# cannot find my posts, threads or likes etc



## Mr.Hench (Oct 4, 2009)

when i view my profile i cant find my posts, threads or likes given or received they all return as no results or 0 even though they exist. i can find other peoples threads etc on their profile just not mine. also i have a notification which says i have a like received but when clicked it says i have 0 so i cant get rid of this notification. i liked someones comment and can see it now in the thread but my profile says i have not given any.


----------



## Mr.Hench (Oct 4, 2009)

bump, am i better off pm'ing a mod?


----------



## Conscript (Sep 5, 2010)

PM Lorian...


----------



## Mr.Hench (Oct 4, 2009)

pmed lorian weeks/months ago and no reply. think ill have to live with this one


----------



## Lorian (Apr 9, 2003)

Sorry for the late reply.. the issue is being caused by the full stop in your username.

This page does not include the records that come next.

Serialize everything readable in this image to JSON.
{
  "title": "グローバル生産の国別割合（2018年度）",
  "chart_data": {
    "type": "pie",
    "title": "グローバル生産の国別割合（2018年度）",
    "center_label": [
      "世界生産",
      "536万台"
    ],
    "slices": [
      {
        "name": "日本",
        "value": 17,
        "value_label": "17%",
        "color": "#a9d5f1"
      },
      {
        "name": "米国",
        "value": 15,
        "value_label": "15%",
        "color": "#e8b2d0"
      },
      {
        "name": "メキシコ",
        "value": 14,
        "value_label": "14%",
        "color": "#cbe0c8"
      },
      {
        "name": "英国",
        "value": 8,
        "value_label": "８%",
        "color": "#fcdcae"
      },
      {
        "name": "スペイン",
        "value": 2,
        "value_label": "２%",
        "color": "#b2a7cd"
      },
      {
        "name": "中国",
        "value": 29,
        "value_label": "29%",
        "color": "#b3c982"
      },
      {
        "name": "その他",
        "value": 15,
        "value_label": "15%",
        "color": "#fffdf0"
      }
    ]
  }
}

If you are happy to be renamed Mr-Hench (or you can choose a completley different name) then that should solve the issue.. let me know.

L


----------



## BB_999 (Feb 20, 2006)

I have this problem too, but there's no full stop in my user name.

What's the solution?


----------



## Lorian (Apr 9, 2003)

Rich-B said:


> I have this problem too, but there's no full stop in my user name.
> 
> What's the solution?


In your case it's caused by the hyphen.

If you PM Katy with a different choice of username she'll change it and that'll sort the problem.

L


----------



## Hera (May 6, 2011)

Actually, if it's a username change that he wants then he can PM me...being assistant to you and all


----------



## Hera (May 6, 2011)

Lorian said:


> In your case it's caused by the hyphen.
> 
> If you PM Katy with a different choice of username she'll change it and that'll sort the problem.
> 
> L


So basically, despite Lorian's contradiction, avoid any special characters including hyphens


----------



## Mr.GoodKat (May 18, 2010)

Why don't I have this problem?

Edit: Not that I want it, just curious.


----------



## Lorian (Apr 9, 2003)

Mr.GoodKat said:


> Why don't I have this problem?


You're special. Or maybe Katy magically fixed it..

L


----------